The Trooping of the colour has marked the official birthday of the British Sovereign since 1748, and is held in London annually on a Saturday near the Queens birthday.
This traditional ceremony was an important event for the regiments as its their ‘colours’ were used as rallying points during battle. It was therefore important that the regiments ensigns were recognisable to the troops who were fighting and this was done via a slow march of the colours.
A regiment’s colours embody its spirit and service, as well as its fallen soldiers. The loss of a colour, or the capture of an enemy colour, were respectively considered the greatest shame, or the greatest glory on a battlefield.
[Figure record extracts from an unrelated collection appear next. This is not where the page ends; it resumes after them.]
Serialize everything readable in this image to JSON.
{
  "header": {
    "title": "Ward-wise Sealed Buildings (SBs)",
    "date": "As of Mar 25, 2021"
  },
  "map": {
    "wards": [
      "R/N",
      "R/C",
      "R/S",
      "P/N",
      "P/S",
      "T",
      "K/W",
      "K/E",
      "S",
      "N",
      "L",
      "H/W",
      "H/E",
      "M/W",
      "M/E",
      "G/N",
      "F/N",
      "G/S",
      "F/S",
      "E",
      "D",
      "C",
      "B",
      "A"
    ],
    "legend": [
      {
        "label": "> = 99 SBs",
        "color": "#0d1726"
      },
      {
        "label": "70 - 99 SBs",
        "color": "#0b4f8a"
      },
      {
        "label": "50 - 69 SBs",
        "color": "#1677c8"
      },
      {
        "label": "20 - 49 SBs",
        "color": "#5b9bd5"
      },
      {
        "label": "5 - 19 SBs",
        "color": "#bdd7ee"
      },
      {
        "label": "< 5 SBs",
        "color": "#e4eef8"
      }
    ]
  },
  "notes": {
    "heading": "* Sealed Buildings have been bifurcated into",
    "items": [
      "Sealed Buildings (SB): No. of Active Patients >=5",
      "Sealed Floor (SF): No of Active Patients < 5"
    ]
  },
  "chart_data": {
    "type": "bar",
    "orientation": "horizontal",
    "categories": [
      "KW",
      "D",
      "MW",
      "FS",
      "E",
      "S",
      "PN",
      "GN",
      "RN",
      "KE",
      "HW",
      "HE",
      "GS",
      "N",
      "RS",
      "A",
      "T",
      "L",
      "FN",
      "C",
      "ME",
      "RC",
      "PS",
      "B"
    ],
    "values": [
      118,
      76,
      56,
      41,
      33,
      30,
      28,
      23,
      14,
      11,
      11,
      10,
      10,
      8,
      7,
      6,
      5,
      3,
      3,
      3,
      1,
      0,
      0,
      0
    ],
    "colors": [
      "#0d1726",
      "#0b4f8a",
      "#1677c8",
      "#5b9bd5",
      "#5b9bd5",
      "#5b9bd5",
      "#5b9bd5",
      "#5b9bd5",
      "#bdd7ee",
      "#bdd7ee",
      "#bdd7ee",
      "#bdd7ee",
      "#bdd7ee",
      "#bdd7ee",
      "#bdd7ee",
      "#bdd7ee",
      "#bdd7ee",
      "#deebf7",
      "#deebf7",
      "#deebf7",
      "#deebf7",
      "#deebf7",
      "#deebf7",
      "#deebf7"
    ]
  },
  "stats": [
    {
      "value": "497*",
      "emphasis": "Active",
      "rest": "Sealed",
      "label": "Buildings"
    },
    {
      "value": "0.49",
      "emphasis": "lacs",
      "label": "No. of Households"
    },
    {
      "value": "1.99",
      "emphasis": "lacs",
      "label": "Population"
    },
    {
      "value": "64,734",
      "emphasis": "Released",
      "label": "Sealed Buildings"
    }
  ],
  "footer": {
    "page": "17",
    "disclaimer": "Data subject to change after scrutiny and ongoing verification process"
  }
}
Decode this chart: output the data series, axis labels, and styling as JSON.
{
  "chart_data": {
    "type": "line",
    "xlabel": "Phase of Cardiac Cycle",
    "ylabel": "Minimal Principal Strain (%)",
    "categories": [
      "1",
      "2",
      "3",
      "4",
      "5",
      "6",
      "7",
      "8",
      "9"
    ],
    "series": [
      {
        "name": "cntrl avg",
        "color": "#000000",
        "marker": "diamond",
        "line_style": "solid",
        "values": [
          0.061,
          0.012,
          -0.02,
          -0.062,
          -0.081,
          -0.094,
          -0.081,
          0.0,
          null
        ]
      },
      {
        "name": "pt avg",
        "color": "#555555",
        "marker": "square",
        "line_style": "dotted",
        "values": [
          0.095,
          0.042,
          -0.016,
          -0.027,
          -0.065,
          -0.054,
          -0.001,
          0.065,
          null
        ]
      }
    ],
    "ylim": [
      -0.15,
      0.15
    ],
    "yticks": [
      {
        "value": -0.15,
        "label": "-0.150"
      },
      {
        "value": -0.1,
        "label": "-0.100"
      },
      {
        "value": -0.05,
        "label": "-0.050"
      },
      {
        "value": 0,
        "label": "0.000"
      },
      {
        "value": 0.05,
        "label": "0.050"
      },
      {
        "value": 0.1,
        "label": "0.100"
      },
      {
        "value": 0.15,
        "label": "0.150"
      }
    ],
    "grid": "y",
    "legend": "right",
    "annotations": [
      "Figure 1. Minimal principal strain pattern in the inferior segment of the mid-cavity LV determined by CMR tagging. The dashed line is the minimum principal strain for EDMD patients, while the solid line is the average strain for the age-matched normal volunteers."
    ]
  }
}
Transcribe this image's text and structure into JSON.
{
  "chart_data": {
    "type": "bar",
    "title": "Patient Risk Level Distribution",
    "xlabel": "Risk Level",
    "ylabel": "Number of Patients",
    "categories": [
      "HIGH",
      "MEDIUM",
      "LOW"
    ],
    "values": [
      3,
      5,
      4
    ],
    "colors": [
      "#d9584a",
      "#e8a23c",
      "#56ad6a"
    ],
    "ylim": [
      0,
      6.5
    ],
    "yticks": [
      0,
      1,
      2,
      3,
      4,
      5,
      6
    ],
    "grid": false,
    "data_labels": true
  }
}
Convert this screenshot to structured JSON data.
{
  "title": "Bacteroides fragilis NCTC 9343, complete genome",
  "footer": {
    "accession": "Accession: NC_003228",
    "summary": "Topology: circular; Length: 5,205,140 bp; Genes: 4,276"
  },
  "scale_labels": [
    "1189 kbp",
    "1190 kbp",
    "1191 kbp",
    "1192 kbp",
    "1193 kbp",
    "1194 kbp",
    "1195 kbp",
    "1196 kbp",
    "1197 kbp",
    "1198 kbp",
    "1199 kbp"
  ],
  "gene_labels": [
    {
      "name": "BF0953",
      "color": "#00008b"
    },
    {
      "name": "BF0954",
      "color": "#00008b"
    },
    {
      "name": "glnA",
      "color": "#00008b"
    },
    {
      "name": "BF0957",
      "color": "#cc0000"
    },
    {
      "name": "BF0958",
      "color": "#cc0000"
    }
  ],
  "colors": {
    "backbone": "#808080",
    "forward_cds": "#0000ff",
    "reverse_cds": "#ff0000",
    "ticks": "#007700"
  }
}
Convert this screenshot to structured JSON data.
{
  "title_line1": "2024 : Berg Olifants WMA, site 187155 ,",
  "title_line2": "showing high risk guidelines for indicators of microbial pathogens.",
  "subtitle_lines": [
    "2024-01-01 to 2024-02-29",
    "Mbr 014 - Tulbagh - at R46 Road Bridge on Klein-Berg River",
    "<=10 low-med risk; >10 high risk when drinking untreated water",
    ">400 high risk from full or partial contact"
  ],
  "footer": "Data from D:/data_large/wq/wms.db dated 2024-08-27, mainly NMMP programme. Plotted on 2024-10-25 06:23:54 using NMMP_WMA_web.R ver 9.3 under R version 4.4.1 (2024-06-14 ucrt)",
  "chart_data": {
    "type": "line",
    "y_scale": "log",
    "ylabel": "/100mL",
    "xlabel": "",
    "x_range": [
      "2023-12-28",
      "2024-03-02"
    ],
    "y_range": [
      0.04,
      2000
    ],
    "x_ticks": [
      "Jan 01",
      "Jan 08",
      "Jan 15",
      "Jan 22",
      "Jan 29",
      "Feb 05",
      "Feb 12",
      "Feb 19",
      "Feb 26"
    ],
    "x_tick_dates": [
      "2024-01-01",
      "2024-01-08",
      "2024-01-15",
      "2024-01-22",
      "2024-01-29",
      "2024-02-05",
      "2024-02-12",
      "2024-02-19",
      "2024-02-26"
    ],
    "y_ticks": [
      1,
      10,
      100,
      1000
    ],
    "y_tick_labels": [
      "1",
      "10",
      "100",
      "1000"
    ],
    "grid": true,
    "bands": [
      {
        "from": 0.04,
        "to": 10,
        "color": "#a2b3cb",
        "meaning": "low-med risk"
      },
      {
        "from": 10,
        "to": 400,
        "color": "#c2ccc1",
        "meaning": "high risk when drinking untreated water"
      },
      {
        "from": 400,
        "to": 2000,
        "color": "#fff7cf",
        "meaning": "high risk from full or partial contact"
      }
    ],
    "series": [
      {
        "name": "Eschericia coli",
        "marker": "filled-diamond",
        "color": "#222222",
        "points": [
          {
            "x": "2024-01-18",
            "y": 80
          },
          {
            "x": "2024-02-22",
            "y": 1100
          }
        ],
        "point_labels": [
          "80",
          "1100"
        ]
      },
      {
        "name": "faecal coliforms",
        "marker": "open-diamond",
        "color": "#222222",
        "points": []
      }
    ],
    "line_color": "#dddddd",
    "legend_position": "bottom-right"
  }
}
Consequently, regimental colours are venerated by officers and soldiers of all ranks, second only to the sovereign.
Only battalions of infantry regiments of the line carry colours; the Royal Artillery’s colours, for example, are its guns. Rifle regiments did not form a line and thus never carried colours. Their battle honours are carried on their drums. The exception to this is the Honourable Artillery Company, which has both a stand of colours and guns.
Trooping the Colour is an old ceremony whereby a battalion would fall in by companies and the colour-party would “troop” or march the colours through the ranks so that every man would see that the colours were intact. This was done before and after every battle. This ceremony has been retained through time and is today largely ceremonial.
For more information on the event see
This post gives a flavour of some of the sites you can see if you position yourself outside Buckingham palace. It does get very crowded, and it it is not easy to get a good spot unless you arrive very early.
These are some of the photos I was able to take today (14th June) and only shows the journey towards Horse Guards Parade. I hope to do future posts on the Trooping of the Colour itself, the return leg and the Fly Past which is watched by Royal Family from the balcony of Buckingham Palace.